Under the Wildlife and Countryside Act 1981, all cetaceans (porpoises, dolphins and whales) are protected species and anyone convicted of ill-treating them faces a six-month prison sentence or a £5,000 fine.
In theory, there should be a considerable amount of evidence at Humberside Police's disposal. Porpoises - along with whales, dolphins and sturgeon - have been designated as Fishes Royal since the reign of Edward II in the 14th century. This makes them the responsibility of the Crown and means that the disposal of any dead porpoise found on the shore should be dealt with by the government-appointed Receiver of Wreck.
But in reality, the stench created by the animals' decomposing bodies is so dreadful that fishermen often take matters into their own hands.
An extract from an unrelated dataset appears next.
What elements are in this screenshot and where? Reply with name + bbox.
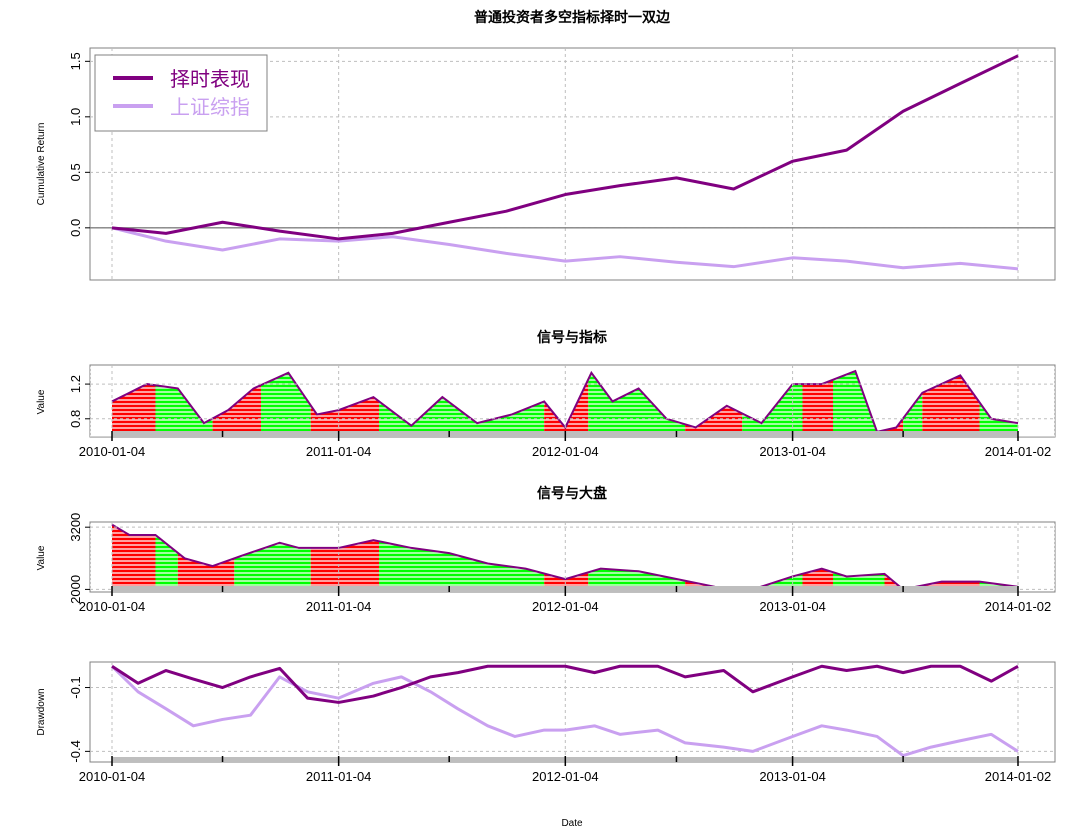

Sergeant Chris Hine, the Humberside Police wildlife crime officer leading the inquiry, has only the photographs to work from in his investigation into the first shot porpoise. But he indicated that he had received "some information" and hoped the reward would deliver the "crucial" clue he needed to apprehend the perpetrators, who were probably working from a boat.
In a typical year, no more than 10 dolphin or porpoises corpses will wash up on the coastline from the Scottish border to Humber - all of which are reported to HM Coastguard as a matter of course. But the levels of death and injury befalling porpoises in the past few months have prompted all kinds of local theorising - including one far-fetched notion that a shark might be patrolling the waters east of Newcastle.
Dr Horace Dobbs, director of International Dolphin Watch and a respected author of children's books dealing with marine issues, said the attacks could endanger the region's population of harbour porpoises - deep-diving creatures capable of reaching depths in excess of 200 metres - since the creatures die in their teens and breed once a year at most.
"I'm horrified and distressed to think anybody should want to commit such a mindless act," he said. "It sounds like there is a nutter out there. Why would they want to kill them? They must be totally depraved."
He considers it unlikely that the attackers were trying to stop the mammals eating fish.